# Fitday PC version



## MATTY_2008 (Feb 7, 2008)

Does anyone know where you can buy the PC version of fitday, searched all over but can't find it anywhere.... I know you can buy it direct from their site, but it only has the option of canada or america, under country, and also requires a zip code.... anyone else bought it off their site???


----------



## Longshanks (May 21, 2007)

http://thepiratebay.org/torrent/4212722/FitDay_PC_(serial_key_included)


----------



## MissBC (Apr 29, 2008)

it used to be on amazon but not currently??


----------



## MissBC (Apr 29, 2008)

Longshanks said:


> http://thepiratebay.org/torrent/4212722/FitDay_PC_(serial_key_included)


ohhhhhhhhhhhhhhhhhhhhh if this works................ LOVE YOU!!


----------



## MATTY_2008 (Feb 7, 2008)

Longshanks said:


> http://thepiratebay.org/torrent/4212722/FitDay_PC_(serial_key_included)


Cheers m8......


----------



## MissBC (Apr 29, 2008)

dont forget to mention they will need a U torrent or equiv to download it if they dont have one!! mine is on its way!!

THANKS


----------



## Jimmy_Cricket (Aug 3, 2006)

Alot of browsers allow you to download torrents now, eg Opera, try it!!


----------



## MissBC (Apr 29, 2008)

here is another cause that one didnt work for me

http://isohunt.com/torrents/?ihq=FitDay

just downloaded and installed this (picked the first one out of the 2 (not the zip)

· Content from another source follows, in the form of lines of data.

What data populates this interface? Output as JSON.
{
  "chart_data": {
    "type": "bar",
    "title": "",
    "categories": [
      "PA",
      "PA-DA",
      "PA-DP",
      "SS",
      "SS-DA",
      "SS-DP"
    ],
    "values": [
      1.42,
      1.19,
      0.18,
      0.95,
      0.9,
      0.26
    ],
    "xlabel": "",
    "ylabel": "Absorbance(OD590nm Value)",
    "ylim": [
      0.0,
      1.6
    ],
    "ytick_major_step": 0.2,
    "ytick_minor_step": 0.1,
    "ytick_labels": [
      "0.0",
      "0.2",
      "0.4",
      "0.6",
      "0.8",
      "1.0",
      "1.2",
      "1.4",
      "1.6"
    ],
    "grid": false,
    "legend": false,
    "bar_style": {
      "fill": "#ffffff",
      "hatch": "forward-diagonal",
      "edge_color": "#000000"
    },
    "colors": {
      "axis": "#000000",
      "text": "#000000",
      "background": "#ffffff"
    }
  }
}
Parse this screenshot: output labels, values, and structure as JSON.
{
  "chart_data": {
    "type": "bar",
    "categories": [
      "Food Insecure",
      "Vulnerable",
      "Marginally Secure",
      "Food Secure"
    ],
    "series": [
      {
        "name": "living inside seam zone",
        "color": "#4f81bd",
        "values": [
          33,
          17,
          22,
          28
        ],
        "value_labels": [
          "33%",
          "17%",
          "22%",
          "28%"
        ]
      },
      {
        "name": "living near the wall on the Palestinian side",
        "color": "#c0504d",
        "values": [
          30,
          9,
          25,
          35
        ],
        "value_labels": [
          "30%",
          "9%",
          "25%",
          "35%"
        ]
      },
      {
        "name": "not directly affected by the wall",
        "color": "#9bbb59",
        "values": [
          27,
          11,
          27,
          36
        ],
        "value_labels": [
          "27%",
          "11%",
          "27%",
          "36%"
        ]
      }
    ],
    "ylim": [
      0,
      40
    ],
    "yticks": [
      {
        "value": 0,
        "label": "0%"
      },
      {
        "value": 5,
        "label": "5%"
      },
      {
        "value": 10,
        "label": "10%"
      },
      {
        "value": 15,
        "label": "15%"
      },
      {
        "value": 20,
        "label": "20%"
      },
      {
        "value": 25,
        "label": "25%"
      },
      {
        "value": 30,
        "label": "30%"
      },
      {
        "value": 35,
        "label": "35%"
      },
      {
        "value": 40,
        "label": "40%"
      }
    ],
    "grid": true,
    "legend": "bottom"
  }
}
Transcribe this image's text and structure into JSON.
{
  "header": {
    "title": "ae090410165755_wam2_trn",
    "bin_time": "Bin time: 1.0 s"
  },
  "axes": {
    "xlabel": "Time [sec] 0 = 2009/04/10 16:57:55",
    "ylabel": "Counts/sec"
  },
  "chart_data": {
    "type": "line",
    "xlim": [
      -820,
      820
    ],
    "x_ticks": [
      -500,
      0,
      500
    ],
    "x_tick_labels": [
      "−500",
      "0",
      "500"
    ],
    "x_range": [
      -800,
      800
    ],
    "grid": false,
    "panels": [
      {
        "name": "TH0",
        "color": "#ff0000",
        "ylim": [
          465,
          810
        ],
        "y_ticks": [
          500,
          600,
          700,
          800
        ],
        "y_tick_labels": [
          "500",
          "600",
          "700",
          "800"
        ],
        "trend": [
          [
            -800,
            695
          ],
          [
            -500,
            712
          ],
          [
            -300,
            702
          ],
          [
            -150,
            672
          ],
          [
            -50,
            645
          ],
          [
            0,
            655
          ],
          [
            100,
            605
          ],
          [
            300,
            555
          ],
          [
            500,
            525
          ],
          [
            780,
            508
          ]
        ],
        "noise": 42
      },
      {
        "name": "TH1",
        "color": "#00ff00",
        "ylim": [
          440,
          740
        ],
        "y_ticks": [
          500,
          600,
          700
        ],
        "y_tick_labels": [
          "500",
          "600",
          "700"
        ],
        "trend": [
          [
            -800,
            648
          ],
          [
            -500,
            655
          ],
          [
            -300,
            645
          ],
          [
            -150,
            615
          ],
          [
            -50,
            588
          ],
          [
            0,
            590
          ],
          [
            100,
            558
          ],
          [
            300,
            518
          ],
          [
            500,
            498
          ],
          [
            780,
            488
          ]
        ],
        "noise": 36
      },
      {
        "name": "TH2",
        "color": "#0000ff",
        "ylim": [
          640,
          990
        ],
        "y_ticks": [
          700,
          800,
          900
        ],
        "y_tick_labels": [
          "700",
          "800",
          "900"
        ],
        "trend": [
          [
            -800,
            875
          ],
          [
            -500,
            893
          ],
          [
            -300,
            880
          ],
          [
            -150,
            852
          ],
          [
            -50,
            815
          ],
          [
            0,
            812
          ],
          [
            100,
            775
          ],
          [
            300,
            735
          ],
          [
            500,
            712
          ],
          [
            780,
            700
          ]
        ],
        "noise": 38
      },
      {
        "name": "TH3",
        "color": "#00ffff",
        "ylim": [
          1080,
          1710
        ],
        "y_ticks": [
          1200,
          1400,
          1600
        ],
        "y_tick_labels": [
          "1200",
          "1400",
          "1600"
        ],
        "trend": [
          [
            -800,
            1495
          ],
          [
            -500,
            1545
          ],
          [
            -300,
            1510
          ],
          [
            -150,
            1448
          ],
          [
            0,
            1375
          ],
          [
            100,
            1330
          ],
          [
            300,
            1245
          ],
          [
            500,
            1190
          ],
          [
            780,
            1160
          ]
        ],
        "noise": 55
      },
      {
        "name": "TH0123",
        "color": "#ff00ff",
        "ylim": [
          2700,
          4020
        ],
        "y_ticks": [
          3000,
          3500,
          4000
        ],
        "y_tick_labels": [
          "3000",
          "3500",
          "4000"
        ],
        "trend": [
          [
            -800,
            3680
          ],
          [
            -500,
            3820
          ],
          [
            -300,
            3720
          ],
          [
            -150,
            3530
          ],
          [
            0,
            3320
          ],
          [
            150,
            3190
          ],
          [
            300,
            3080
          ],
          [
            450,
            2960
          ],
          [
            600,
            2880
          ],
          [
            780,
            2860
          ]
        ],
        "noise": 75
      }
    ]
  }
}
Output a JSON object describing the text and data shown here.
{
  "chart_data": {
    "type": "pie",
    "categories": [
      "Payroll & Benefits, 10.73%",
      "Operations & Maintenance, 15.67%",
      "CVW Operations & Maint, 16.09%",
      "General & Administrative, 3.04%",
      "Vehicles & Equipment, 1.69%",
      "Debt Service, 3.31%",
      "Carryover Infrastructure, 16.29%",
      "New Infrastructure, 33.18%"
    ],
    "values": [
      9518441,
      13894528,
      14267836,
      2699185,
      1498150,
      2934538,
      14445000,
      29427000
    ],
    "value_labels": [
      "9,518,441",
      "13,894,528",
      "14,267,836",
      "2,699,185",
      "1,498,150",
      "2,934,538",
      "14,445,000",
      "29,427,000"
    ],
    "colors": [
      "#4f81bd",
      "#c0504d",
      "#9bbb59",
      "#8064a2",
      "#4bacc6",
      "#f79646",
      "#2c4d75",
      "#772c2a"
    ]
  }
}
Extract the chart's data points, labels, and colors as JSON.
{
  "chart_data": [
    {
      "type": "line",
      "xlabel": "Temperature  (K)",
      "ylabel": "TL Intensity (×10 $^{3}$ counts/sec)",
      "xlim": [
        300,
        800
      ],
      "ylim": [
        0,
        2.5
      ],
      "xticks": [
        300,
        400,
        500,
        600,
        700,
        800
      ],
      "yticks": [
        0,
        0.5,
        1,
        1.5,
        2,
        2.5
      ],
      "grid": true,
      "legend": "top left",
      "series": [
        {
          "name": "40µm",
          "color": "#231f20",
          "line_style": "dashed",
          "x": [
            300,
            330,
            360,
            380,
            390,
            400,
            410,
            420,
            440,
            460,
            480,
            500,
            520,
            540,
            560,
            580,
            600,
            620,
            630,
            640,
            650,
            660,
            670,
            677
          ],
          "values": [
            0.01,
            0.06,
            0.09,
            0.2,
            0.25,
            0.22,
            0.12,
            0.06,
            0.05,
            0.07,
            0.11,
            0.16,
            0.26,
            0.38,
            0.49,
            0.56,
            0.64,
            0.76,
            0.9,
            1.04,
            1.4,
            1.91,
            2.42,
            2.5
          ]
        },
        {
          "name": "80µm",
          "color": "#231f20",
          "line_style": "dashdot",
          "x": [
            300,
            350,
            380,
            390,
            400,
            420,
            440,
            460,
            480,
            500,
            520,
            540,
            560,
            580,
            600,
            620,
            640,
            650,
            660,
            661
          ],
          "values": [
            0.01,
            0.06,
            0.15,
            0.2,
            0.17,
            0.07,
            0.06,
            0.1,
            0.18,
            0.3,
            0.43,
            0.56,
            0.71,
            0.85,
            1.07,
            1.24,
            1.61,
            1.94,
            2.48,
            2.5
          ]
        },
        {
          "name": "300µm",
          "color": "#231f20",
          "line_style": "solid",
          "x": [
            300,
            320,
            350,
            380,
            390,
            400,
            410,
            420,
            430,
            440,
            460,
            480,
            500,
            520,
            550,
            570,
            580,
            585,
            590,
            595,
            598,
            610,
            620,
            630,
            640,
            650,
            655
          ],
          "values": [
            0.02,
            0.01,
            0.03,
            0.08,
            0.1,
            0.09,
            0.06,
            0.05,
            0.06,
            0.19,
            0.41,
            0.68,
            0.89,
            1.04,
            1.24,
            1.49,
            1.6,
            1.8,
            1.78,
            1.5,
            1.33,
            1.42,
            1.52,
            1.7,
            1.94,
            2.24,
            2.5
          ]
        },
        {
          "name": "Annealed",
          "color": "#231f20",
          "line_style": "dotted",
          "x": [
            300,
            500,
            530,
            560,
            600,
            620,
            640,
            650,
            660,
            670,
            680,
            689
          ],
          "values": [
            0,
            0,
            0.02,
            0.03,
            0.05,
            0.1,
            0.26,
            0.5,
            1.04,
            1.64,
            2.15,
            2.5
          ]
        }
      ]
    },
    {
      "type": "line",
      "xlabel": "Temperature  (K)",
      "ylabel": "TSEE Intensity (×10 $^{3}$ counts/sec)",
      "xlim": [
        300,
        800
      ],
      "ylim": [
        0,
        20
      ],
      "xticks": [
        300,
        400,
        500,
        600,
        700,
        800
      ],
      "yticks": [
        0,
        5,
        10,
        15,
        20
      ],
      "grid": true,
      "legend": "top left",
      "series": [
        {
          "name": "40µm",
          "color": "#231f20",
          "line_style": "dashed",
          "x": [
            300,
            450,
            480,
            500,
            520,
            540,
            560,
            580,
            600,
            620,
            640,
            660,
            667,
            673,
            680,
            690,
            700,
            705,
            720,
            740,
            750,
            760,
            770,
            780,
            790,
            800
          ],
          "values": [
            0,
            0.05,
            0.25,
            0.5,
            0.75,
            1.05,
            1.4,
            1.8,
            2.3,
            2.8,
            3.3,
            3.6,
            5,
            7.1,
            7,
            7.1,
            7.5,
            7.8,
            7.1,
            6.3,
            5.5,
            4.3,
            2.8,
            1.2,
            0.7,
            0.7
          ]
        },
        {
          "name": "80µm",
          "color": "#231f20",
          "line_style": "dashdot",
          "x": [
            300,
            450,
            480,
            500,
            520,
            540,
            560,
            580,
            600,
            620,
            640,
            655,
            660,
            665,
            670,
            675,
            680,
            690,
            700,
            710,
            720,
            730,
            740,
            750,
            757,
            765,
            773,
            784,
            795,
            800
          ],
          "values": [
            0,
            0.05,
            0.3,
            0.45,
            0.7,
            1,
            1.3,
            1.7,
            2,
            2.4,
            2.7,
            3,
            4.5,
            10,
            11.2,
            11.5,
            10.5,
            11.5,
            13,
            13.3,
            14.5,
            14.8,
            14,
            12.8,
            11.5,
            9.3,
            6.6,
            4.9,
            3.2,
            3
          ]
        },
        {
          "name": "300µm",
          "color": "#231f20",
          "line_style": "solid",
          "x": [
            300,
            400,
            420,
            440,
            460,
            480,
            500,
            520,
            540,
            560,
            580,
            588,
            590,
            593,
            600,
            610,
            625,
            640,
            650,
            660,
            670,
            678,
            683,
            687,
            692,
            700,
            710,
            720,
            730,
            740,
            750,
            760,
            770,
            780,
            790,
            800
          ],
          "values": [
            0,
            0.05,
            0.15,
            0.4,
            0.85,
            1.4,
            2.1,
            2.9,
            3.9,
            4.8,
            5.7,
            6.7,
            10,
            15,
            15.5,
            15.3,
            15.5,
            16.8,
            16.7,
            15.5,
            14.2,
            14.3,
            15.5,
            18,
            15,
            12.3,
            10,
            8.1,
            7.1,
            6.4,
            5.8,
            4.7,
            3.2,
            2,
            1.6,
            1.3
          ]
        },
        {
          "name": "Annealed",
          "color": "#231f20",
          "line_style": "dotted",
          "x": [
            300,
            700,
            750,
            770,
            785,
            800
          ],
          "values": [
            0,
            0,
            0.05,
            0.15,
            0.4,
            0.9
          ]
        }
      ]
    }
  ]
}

ALl serial numbers included and works good as!!


----------



## Longshanks (May 21, 2007)

MissBC said:


> here is another cause that one didnt work for me
> 
> http://isohunt.com/torrents/?ihq=FitDay


You have to extract the folder before you execute the file. It is a .rar file do you have winrar?


----------



## MaKaVeLi (Aug 12, 2008)

Another link

http://rapidshare.com/files/34956726/FitDayPC.rar

password: [email protected]

you also need winrar

http://www.rarlab.com/rar/wrar380.exe


----------



## MissBC (Apr 29, 2008)

Longshanks said:


> You have to extract the folder before you execute the file. It is a .rar file do you have winrar?


Yup :thumbup1:


----------



## MissBC (Apr 29, 2008)

MaKaVeLi said:


> Another link
> 
> http://rapidshare.com/files/34956726/FitDayPC.rar
> 
> ...


whats the log on for this??

Is it under the premium user??


----------



## MaKaVeLi (Aug 12, 2008)

MissBC said:


> whats the log on for this??
> 
> Is it under the premium user??


no go on free, if that wont work then pm me


----------



## MissBC (Apr 29, 2008)

MaKaVeLi said:


> no go on free, if that wont work then pm me


all done with my orig one babe  x


----------



## Fatboy80 (Feb 27, 2008)

What do we put in name and registration key?


----------



## Slamdog (Jun 11, 2007)

mine was bought direct from the website no probs...


----------



## MissBC (Apr 29, 2008)

Fatboy80 said:


> What do we put in name and registration key?


which one did you download???


----------



## Fatboy80 (Feb 27, 2008)

MissBC said:


> which one did you download???


 The one in the link on the second post on this thread :thumbup1:


----------



## MissBC (Apr 29, 2008)

Fatboy80 said:


> The one in the link on the second post on this thread :thumbup1:


dont know then sorry, youl have to wait till the guy who posted it to answer!


----------



## MaKaVeLi (Aug 12, 2008)

Did mine work Briar?


----------



## Longshanks (May 21, 2007)

Fatboy80 said:


> What do we put in name and registration key?


the registration info should be on the text file you downloaded with the file.

here it is:

Name: Ryan McKenney

Registration Key: DFD-E8B-ACB2


----------



## Fatboy80 (Feb 27, 2008)

Longshanks said:


> the registration info should be on the text file you downloaded with the file.
> 
> here it is:
> 
> ...


 Cheers - reps! :thumb:


----------



## MissBC (Apr 29, 2008)

MaKaVeLi said:


> Did mine work Briar?


used my one babes!! :thumb:


----------